Key Components of a Kalman Filter

How Does a Kalman Filter Work?

The Kalman filter works in two steps:

Kalman Filter Equations

The Kalman filter equations are:

  • Measurement Update Step:
  • where x is the state, P is the covariance, A is the system dynamics matrix, Q is the process noise covariance, H is the measurement model matrix, R is the measurement noise covariance, y is the measurement, and I is the identity matrix.

    MATLAB Example

    Let's consider a simple example of a constant velocity model.
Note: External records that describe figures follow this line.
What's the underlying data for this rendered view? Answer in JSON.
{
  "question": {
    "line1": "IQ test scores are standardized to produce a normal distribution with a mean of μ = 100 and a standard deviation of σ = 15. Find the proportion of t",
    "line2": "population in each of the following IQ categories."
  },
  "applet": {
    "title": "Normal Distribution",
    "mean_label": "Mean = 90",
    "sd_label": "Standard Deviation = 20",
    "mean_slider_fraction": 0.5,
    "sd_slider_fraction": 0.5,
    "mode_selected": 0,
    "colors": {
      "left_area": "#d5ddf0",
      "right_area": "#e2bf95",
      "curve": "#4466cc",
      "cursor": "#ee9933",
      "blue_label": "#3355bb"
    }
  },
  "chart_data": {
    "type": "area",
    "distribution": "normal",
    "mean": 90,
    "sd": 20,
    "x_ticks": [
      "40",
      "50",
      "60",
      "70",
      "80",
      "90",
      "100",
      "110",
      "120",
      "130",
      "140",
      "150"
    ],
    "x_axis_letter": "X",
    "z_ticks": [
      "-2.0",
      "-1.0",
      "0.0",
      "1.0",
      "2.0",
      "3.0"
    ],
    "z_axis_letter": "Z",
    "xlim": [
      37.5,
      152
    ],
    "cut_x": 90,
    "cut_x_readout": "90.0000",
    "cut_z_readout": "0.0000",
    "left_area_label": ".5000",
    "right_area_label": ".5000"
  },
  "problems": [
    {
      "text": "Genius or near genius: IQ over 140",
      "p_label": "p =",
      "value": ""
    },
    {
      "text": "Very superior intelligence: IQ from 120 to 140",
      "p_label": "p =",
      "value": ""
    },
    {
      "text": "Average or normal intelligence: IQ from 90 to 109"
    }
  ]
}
The state is the position and velocity of an object, and the measurement is the position.

    % Define the system dynamics matrix
    A = [1 1; 0 1];
    % Define the measurement model matrix
    H = [1 0];
    % Define the process noise covariance
    Q = [0.01 0; 0 0.01];
    % Define the measurement noise covariance
    R = [0.1];
    % Initialize the state and covariance
    x0 = [0; 1];
    P0 = [1 0; 0 1];
    % Generate some measurements
    t = 0:0.1:10;
    y = sin(t) + 0.1*randn(size(t));
    % Run the Kalman filter
    x = zeros(2, length(t));
    P = zeros(2, 2, length(t));
    x(:, 1) = x0;
    P(:, :, 1) = P0;
    for i = 2:length(t)
        % Prediction step
        x_pred = A * x(:, i-1);
        P_pred = A * P(:, :, i-1) * A' + Q;
    % Measurement update step
        z = y(i) - H * x_pred;
        S = H * P_pred * H' + R;
        K = P_pred * H' * inv(S);
        x_upd = x_pred + K * z;
        P_upd = (eye(2) - K * H) * P_pred;
    x(:, i) = x_upd;
        P(:, :, i) = P_upd;
    end
    % Plot the results
    figure;
    plot(t, x(1, :));
    hold on;
    plot(t, y);
    legend('Estimated position', 'Measurement');
    

    This code generates some measurements of a sine wave, and then uses the Kalman filter to estimate the position and velocity of the object.

    Conclusion

    The Kalman filter is a powerful algorithm for estimating the state of a system from noisy measurements. It is widely used in various fields and has many applications. In this post, we introduced the basics of the Kalman filter and provided a MATLAB example to help beginners understand the concept.

    Download MATLAB Code

    You can download the MATLAB code used in this post here: [insert link]

    If you are looking for "Top" downloads or advanced examples, the best resource is the MATLAB File Exchange or the official MathWorks Documentation.

    To find more examples within MATLAB:

    To download community scripts:

    Let’s build a 1D Kalman Filter in MATLAB to track a car moving at constant velocity. We will generate noisy measurements, run the filter, and plot the beautiful result.

    Let's put this into practice. We will simulate an object falling from the sky. We want to estimate its Position (height) and Velocity.